Malaria telah lazim di banyak daerah tropis dan subtropis di dunia – daerah yang merupakan penduduk asli masyarakat di mana penyakit anemia sel sabit lazim. Pengamatan ini memunculkan hubungan antara anemia sel sabit dan malaria. Para peneliti juga telah menegaskan bahwa orang dengan sifat sel sabit, yang bukan penyakit sebenarnya, menunjukkan resistensi yang lebih besar untuk mengembangkan malaria daripada orang tanpa penyakit atau sifat tersebut, sehingga membangun hubungan lain antara kedua penyakit ini. Beberapa ilmuwan juga percaya bahwa informasi ini membuktikan kerja teori seleksi alam. Mereka menyimpulkan bahwa evolusi menghubungkan anemia sel sabit dan malaria secara positif dengan menunjukkan bahwa kemampuan tubuh untuk mengembangkan sel darah merah yang cacat atau berbentuk sabit membuat populasi asli daerah tropis “cocok” untuk bertahan hidup.
Meskipun tidak diketahui secara pasti bagaimana orang dengan sifat sel sabit lebih mampu melawan malaria, para peneliti percaya bahwa sejumlah faktor terlibat. Misalnya, sel darah merah seseorang dengan sifat tersebut mungkin menjadi sabit ketika tekanan oksigen rendah dalam darah vena, yaitu darah di dalam vena. Diduga infeksi sel darah merah dengan parasit penyebab malaria juga menyebabkan tekanan oksigen rendah dan menyebabkan sabit. Sel darah berbentuk sabit dapat dilihat oleh sistem kekebalan sebagai penyerbu dan dihancurkan sebelum parasit memiliki kesempatan untuk menyerang sepenuhnya. Beberapa juga menyarankan bahwa parasit yang bertanggung jawab untuk malaria mungkin dihancurkan secara langsung di dalam sel sifat sabit itu sendiri.

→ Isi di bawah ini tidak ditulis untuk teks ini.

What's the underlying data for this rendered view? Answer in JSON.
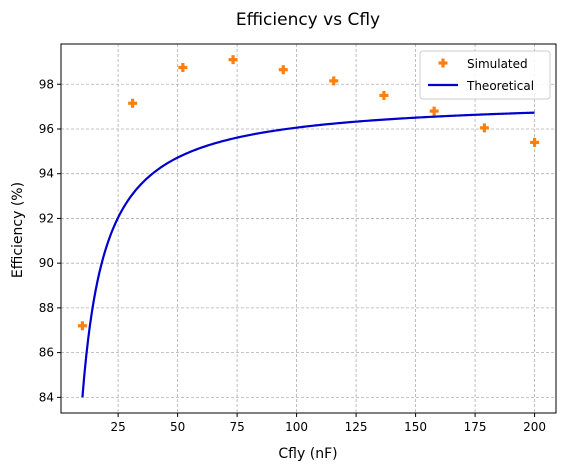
{
  "chart_data": {
    "type": "line",
    "title": "Efficiency vs Cfly",
    "xlabel": "Cfly (nF)",
    "ylabel": "Efficiency (%)",
    "xlim": [
      1,
      209
    ],
    "ylim": [
      83.3,
      99.8
    ],
    "xticks": [
      25,
      50,
      75,
      100,
      125,
      150,
      175,
      200
    ],
    "yticks": [
      84,
      86,
      88,
      90,
      92,
      94,
      96,
      98
    ],
    "grid": true,
    "grid_style": "dashed",
    "legend_position": "top-right",
    "series": [
      {
        "name": "Simulated",
        "kind": "scatter",
        "marker": "plus",
        "color": "#ff7f0e",
        "x": [
          10,
          31.1,
          52.2,
          73.3,
          94.4,
          115.6,
          136.7,
          157.8,
          178.9,
          200
        ],
        "y": [
          87.2,
          97.15,
          98.75,
          99.1,
          98.65,
          98.15,
          97.5,
          96.8,
          96.05,
          95.4
        ]
      },
      {
        "name": "Theoretical",
        "kind": "line",
        "color": "#0000cc",
        "formula": "y = 97.4 - 134 / x",
        "x_range": [
          10,
          200
        ]
      }
    ]
  }
}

Beberapa orang, bagaimanapun, telah memperdebatkan hubungan antara anemia sel sabit dan malaria. Fakta bahwa seseorang dengan sifat sel sabit umumnya memiliki resistensi genetik terhadap malaria sama sekali tidak berarti bahwa dia kebal terhadap parasit yang menyebabkan penyakit tersebut. Orang seperti itu memiliki kemungkinan 25 persen atau lebih tinggi untuk meninggal karena malaria dan meninggal karenanya. Ini adalah salah satu dari banyak fakta yang menyebabkan beberapa dokter, peneliti, ilmuwan, dan orang awam menolak teori seleksi alam yang menghubungkan kedua penyakit tersebut. Seleksi alam akan gagal mempertimbangkan migrasi penduduk asli daerah tropis dan subtropis di seluruh dunia ke wilayah seperti Eropa dan Amerika Utara, di mana malaria tidak pernah lazim seperti dulu di iklim hangat dan lembab.
Penderita penyakit sel sabit biasanya berakhir dengan kematian dini akibat perkembangan sel darah merah cacat yang diperkenalkan melalui perlindungan evolusi yang seharusnya. Pertimbangan lain yang menyebabkan perselisihan mengenai hubungan alami dan menguntungkan antara anemia sel sabit dan malaria adalah fakta bahwa makanan asli yang kaya akan zat yang disebut tiosianat, seperti singkong dan ubi Afrika, adalah makanan pokok di Afrika. Tiosianat telah terbukti menjadi agen anti-sabit, dan selama makanan ini dimakan sebagai makanan pokok, penyakit sel sabit hampir tidak diketahui. Jika sel darah berbentuk sabit bermanfaat dalam membantu mencegah malaria, pertanyaan mengapa makanan dengan sifat anti-sabit alami menjadi makanan pokok di daerah malaria telah menyebabkan beberapa orang meragukan hubungan alami yang bermanfaat antara kedua penyakit tersebut.